We have also found some studies that used qualitative designs to collect information on barriers to physical activity. One of these studies interviewed two participants who are blind (a girl aged 12 years and a man aged 23 years). The most relevant factors for physical activity participation were having good instructors, support or visual interpreters, active family members, a safe sports environment, having tried many sports, private transportation to the exercise facilities, and a positive social environment, with peers, friends, and family members (Brunes, Krokstad, & Berit Augestad, 2017). In a recent study by Kirk and Haegele (2019), in which eight adults (aged 21-34) were interviewed, barriers for physical activity included lack of transportation and facilities, lack of offer of sports for people with VI, relying on others and not wanting to be a burden, and unwanted attention of sighted people. Interestingly, this study reported that, independently of their experiences with physical activity, the participants recognized the importance of being active because of the health benefits, fun or enjoyment, and social opportunities it provides.

In general, the studies reviewed mention that one of the main problems for people with VI, especially for those with severe loss of vision, is to travel outside their houses with independence and security. This is a challenging issue that could result from a number of aspects, including bad street design and conditions

(e.g., inexistence of safe curb cuts, damaged sidewalks, walking paths occupied by cars), lack of usable information for orientation (e.g., signage), and difficulties in finding and using public transportations. All these elements can restrict physical activity directly, by reducing the time people spent walking outside, or indirectly, by conditioning access to exercise/sport facilities or green areas where people can feel more comfortable and secure for moving than in the public roads (Rimmer, Riley, Wang, &. Rauworth, 2005; Starkoff et al., 2016). Another common barrier for mobility (and physical activity) of people with VI is the occurrence of accidents, including falls and collisions with obstacles (e.g., Riazi, Riazi, Yoosfi, &. Bahmeei, 2016). The occurrence of accidents can lead to losses in independence, as people become fearful of new incidents due to the inability to see hazards or obstacles (Riazi et al., 2016).
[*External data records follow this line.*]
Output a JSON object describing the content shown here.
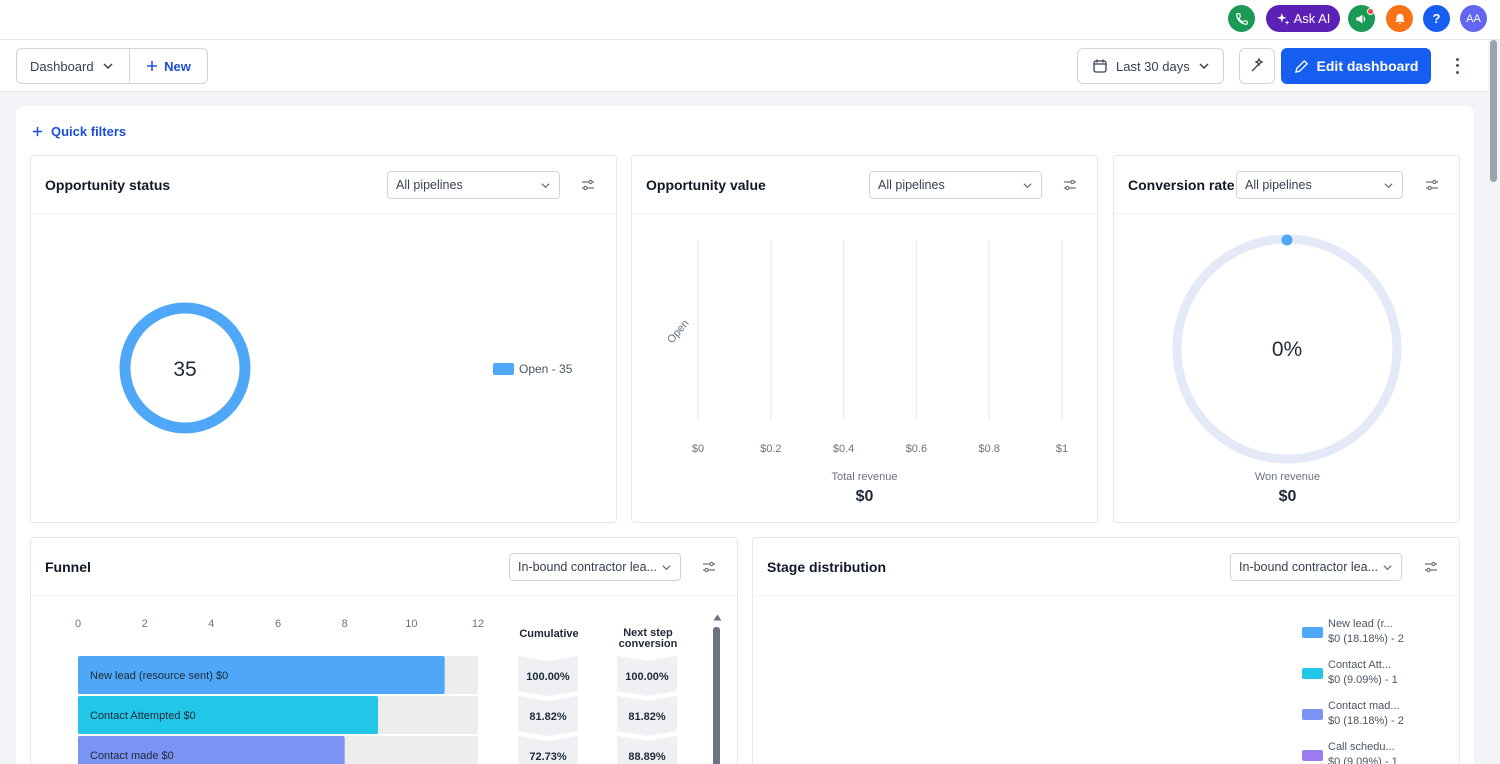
{
  "header": {
    "ask_ai_label": "Ask AI",
    "avatar_initials": "AA",
    "help_label": "?",
    "icons": [
      "phone-icon",
      "sparkle-icon",
      "megaphone-icon",
      "bell-icon",
      "help-icon"
    ],
    "colors": {
      "phone": "#1a9a55",
      "ask_ai": "#5b21b6",
      "megaphone": "#1a9a55",
      "bell": "#f97316",
      "help": "#155eef",
      "avatar": "#6366f1"
    }
  },
  "toolbar": {
    "dashboard_label": "Dashboard",
    "new_label": "New",
    "date_range_label": "Last 30 days",
    "edit_label": "Edit dashboard"
  },
  "quick_filters_label": "Quick filters",
  "opportunity_status": {
    "title": "Opportunity status",
    "pipeline": "All pipelines",
    "total": "35",
    "legend": "Open - 35",
    "color": "#4ea8f7"
  },
  "opportunity_value": {
    "title": "Opportunity value",
    "pipeline": "All pipelines",
    "y_category": "Open",
    "x_ticks": [
      "$0",
      "$0.2",
      "$0.4",
      "$0.6",
      "$0.8",
      "$1"
    ],
    "total_label": "Total revenue",
    "total_value": "$0"
  },
  "conversion_rate": {
    "title": "Conversion rate",
    "pipeline": "All pipelines",
    "value": "0%",
    "won_label": "Won revenue",
    "won_value": "$0"
  },
  "funnel": {
    "title": "Funnel",
    "pipeline": "In-bound contractor lea...",
    "x_ticks": [
      "0",
      "2",
      "4",
      "6",
      "8",
      "10",
      "12"
    ],
    "col_cumulative": "Cumulative",
    "col_next": "Next step conversion",
    "rows": [
      {
        "label": "New lead (resource sent)   $0",
        "cumulative": "100.00%",
        "next": "100.00%",
        "color": "#4ea8f7"
      },
      {
        "label": "Contact Attempted   $0",
        "cumulative": "81.82%",
        "next": "81.82%",
        "color": "#22c7e8"
      },
      {
        "label": "Contact made   $0",
        "cumulative": "72.73%",
        "next": "88.89%",
        "color": "#7b93f2"
      }
    ]
  },
  "stage_distribution": {
    "title": "Stage distribution",
    "pipeline": "In-bound contractor lea...",
    "legend": [
      {
        "name": "New lead (r...",
        "detail": "$0 (18.18%) - 2",
        "color": "#4ea8f7"
      },
      {
        "name": "Contact Att...",
        "detail": "$0 (9.09%) - 1",
        "color": "#22c7e8"
      },
      {
        "name": "Contact mad...",
        "detail": "$0 (18.18%) - 2",
        "color": "#7b93f2"
      },
      {
        "name": "Call schedu...",
        "detail": "$0 (9.09%) - 1",
        "color": "#9b7cf0"
      }
    ]
  },
  "chart_data": [
    {
      "type": "pie",
      "title": "Opportunity status",
      "categories": [
        "Open"
      ],
      "values": [
        35
      ]
    },
    {
      "type": "bar",
      "title": "Opportunity value",
      "categories": [
        "Open"
      ],
      "values": [
        0
      ],
      "xlim": [
        0,
        1
      ]
    },
    {
      "type": "bar",
      "title": "Funnel",
      "categories": [
        "New lead (resource sent)",
        "Contact Attempted",
        "Contact made"
      ],
      "values": [
        11,
        9,
        8
      ],
      "xlim": [
        0,
        12
      ]
    }
  ]
}
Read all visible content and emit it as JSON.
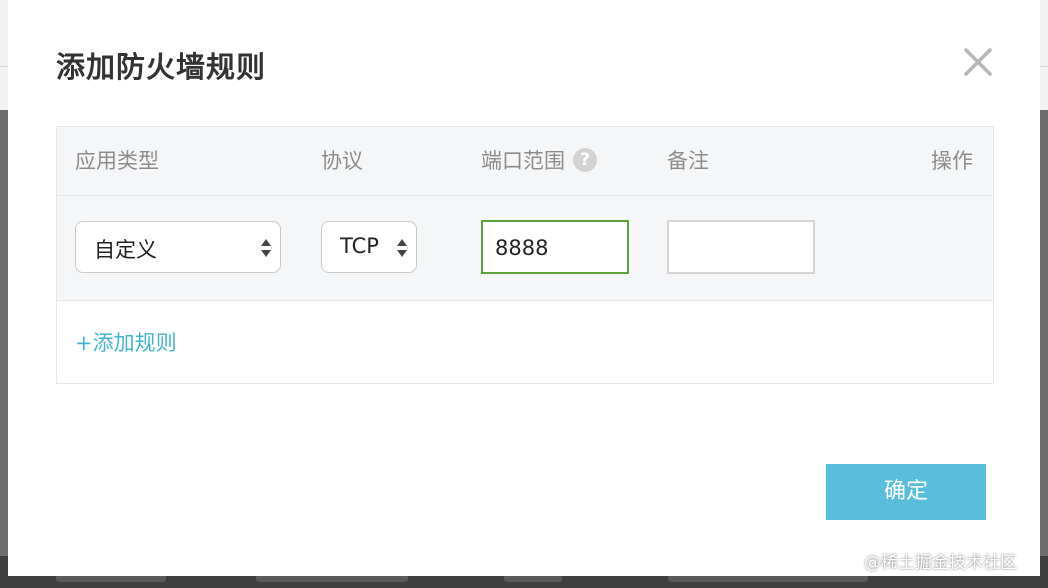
{
  "dialog": {
    "title": "添加防火墙规则",
    "close_icon": "close-icon"
  },
  "table": {
    "columns": {
      "app_type": "应用类型",
      "protocol": "协议",
      "port_range": "端口范围",
      "port_help_icon": "?",
      "note": "备注",
      "action": "操作"
    },
    "row": {
      "app_type_value": "自定义",
      "protocol_value": "TCP",
      "port_range_value": "8888",
      "note_value": ""
    },
    "add_rule_label": "+添加规则"
  },
  "footer": {
    "confirm_label": "确定"
  },
  "watermark": "@稀土掘金技术社区",
  "colors": {
    "accent": "#59bedb",
    "link": "#42b4d3",
    "active_input_border": "#5aa53a"
  }
}
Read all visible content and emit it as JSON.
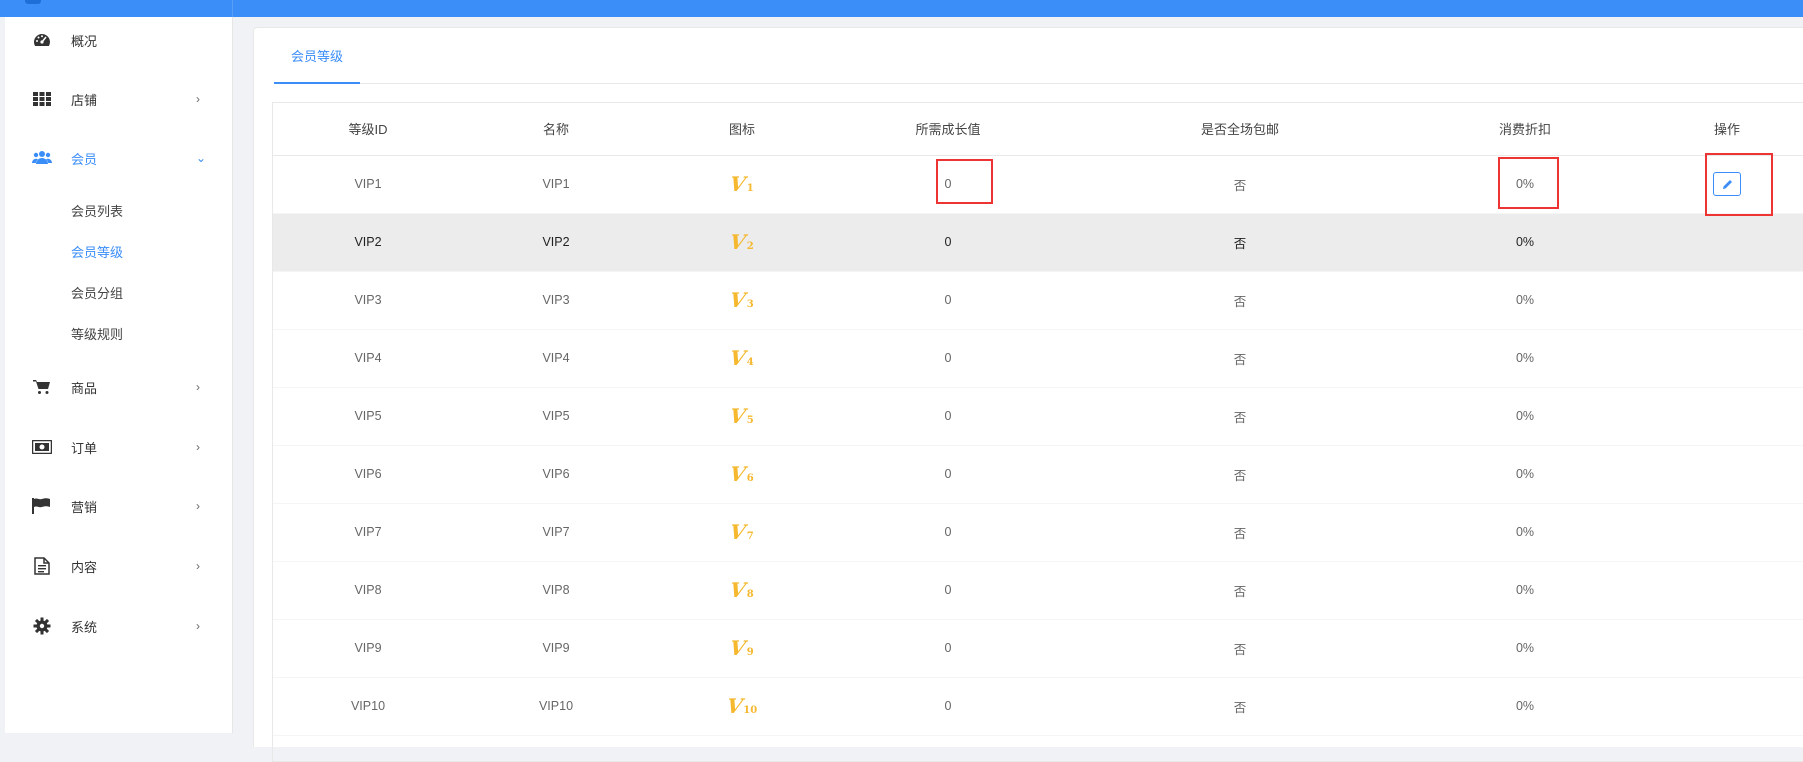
{
  "sidebar": {
    "items": [
      {
        "label": "概况",
        "icon": "dashboard-icon"
      },
      {
        "label": "店铺",
        "icon": "grid-icon"
      },
      {
        "label": "会员",
        "icon": "users-icon"
      },
      {
        "label": "商品",
        "icon": "cart-icon"
      },
      {
        "label": "订单",
        "icon": "money-icon"
      },
      {
        "label": "营销",
        "icon": "flag-icon"
      },
      {
        "label": "内容",
        "icon": "document-icon"
      },
      {
        "label": "系统",
        "icon": "gear-icon"
      }
    ],
    "member_sub": [
      "会员列表",
      "会员等级",
      "会员分组",
      "等级规则"
    ]
  },
  "tabs": {
    "active": "会员等级"
  },
  "table": {
    "headers": [
      "等级ID",
      "名称",
      "图标",
      "所需成长值",
      "是否全场包邮",
      "消费折扣",
      "操作"
    ],
    "rows": [
      {
        "id": "VIP1",
        "name": "VIP1",
        "level": "1",
        "growth": "0",
        "free_ship": "否",
        "discount": "0%"
      },
      {
        "id": "VIP2",
        "name": "VIP2",
        "level": "2",
        "growth": "0",
        "free_ship": "否",
        "discount": "0%"
      },
      {
        "id": "VIP3",
        "name": "VIP3",
        "level": "3",
        "growth": "0",
        "free_ship": "否",
        "discount": "0%"
      },
      {
        "id": "VIP4",
        "name": "VIP4",
        "level": "4",
        "growth": "0",
        "free_ship": "否",
        "discount": "0%"
      },
      {
        "id": "VIP5",
        "name": "VIP5",
        "level": "5",
        "growth": "0",
        "free_ship": "否",
        "discount": "0%"
      },
      {
        "id": "VIP6",
        "name": "VIP6",
        "level": "6",
        "growth": "0",
        "free_ship": "否",
        "discount": "0%"
      },
      {
        "id": "VIP7",
        "name": "VIP7",
        "level": "7",
        "growth": "0",
        "free_ship": "否",
        "discount": "0%"
      },
      {
        "id": "VIP8",
        "name": "VIP8",
        "level": "8",
        "growth": "0",
        "free_ship": "否",
        "discount": "0%"
      },
      {
        "id": "VIP9",
        "name": "VIP9",
        "level": "9",
        "growth": "0",
        "free_ship": "否",
        "discount": "0%"
      },
      {
        "id": "VIP10",
        "name": "VIP10",
        "level": "10",
        "growth": "0",
        "free_ship": "否",
        "discount": "0%"
      }
    ]
  },
  "colors": {
    "primary": "#3b8ef8",
    "vip_gold": "#f5b82e",
    "highlight_red": "#e33333",
    "row_hover": "#ececec"
  }
}
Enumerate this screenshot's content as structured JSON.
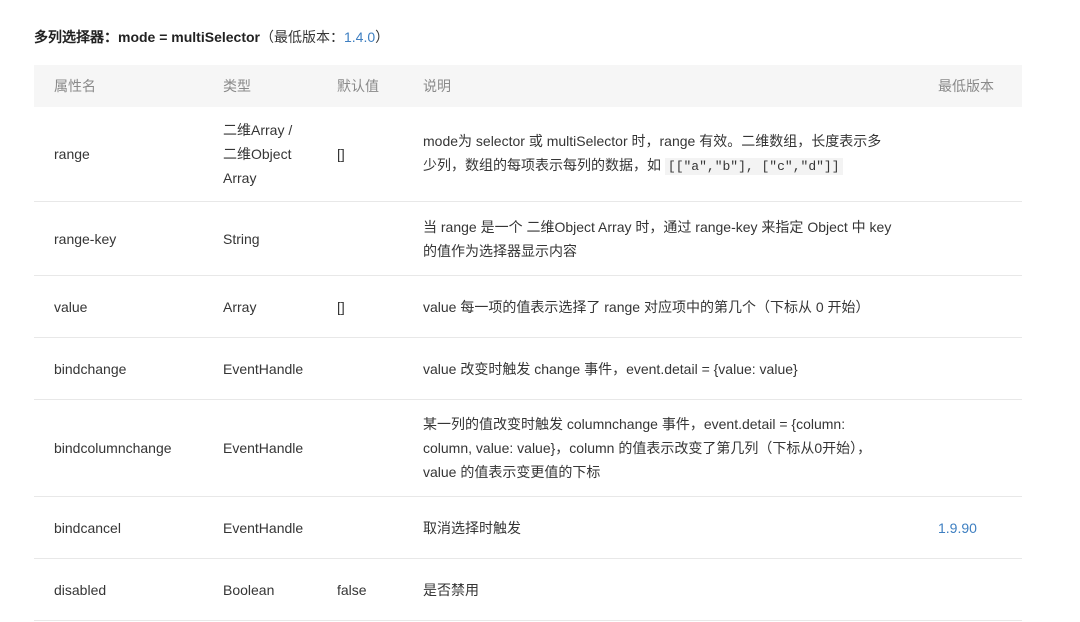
{
  "heading": {
    "title_bold": "多列选择器：mode = multiSelector",
    "paren_open": "（最低版本：",
    "version": "1.4.0",
    "paren_close": "）"
  },
  "table": {
    "headers": [
      "属性名",
      "类型",
      "默认值",
      "说明",
      "最低版本"
    ],
    "rows": [
      {
        "name": "range",
        "type_line1": "二维Array /",
        "type_line2": "二维Object",
        "type_line3": "Array",
        "default": "[]",
        "desc": "mode为 selector 或 multiSelector 时，range 有效。二维数组，长度表示多少列，数组的每项表示每列的数据，如 ",
        "desc_code": "[[\"a\",\"b\"], [\"c\",\"d\"]]",
        "version": ""
      },
      {
        "name": "range-key",
        "type": "String",
        "default": "",
        "desc": "当 range 是一个 二维Object Array 时，通过 range-key 来指定 Object 中 key 的值作为选择器显示内容",
        "version": ""
      },
      {
        "name": "value",
        "type": "Array",
        "default": "[]",
        "desc": "value 每一项的值表示选择了 range 对应项中的第几个（下标从 0 开始）",
        "version": ""
      },
      {
        "name": "bindchange",
        "type": "EventHandle",
        "default": "",
        "desc": "value 改变时触发 change 事件，event.detail = {value: value}",
        "version": ""
      },
      {
        "name": "bindcolumnchange",
        "type": "EventHandle",
        "default": "",
        "desc": "某一列的值改变时触发 columnchange 事件，event.detail = {column: column, value: value}，column 的值表示改变了第几列（下标从0开始），value 的值表示变更值的下标",
        "version": ""
      },
      {
        "name": "bindcancel",
        "type": "EventHandle",
        "default": "",
        "desc": "取消选择时触发",
        "version": "1.9.90"
      },
      {
        "name": "disabled",
        "type": "Boolean",
        "default": "false",
        "desc": "是否禁用",
        "version": ""
      }
    ]
  },
  "colors": {
    "link": "#3e7fc1",
    "header_bg": "#f6f6f6",
    "border": "#e8e8e8"
  }
}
Perceived fear of failure and low self-esteem may also discourage participation in sports of people with disabilities (Brittain, 2004). Specifically, Kirk and Haegele (2019) highlighted the importance of past physical activity-related experiences in shaping feelings of competence and, in this way, influence adherence to physical activity. This is very interesting and intertwines with previous evidence that by building a proficient movement repertoire, children become more confident in their motor abilities and foster their engagement in structured and unstructured physical activities, not only during childhood and adolescence but probably also during their adulthood (Robinson et al., 2015). Within this line of thought, it is also noteworthy that women tend to value physical competence for participating in physical activities as well as the attitudes/acceptance of others regarding disability more so than men (Marmeleira et al., 2018). These results are consistent with previous studies, in that women often have a lower self-perception of physical competence than men (Hayes, Crocker, &. Kowalski, 1999; Klomsten, Skaalvik, & Espnes, 2004) and seem to be more affected by negative social stereotypes about disability (Brittain, 2004). Regarding this latter aspect, it was reported that some women indicated that their perceived stigma associated with the use of a mobility aid (e.g., cane) contribute to avoiding activities outside the home, which hinder their ability to engage in a more active lifestyle (Holbrook et al., 2009).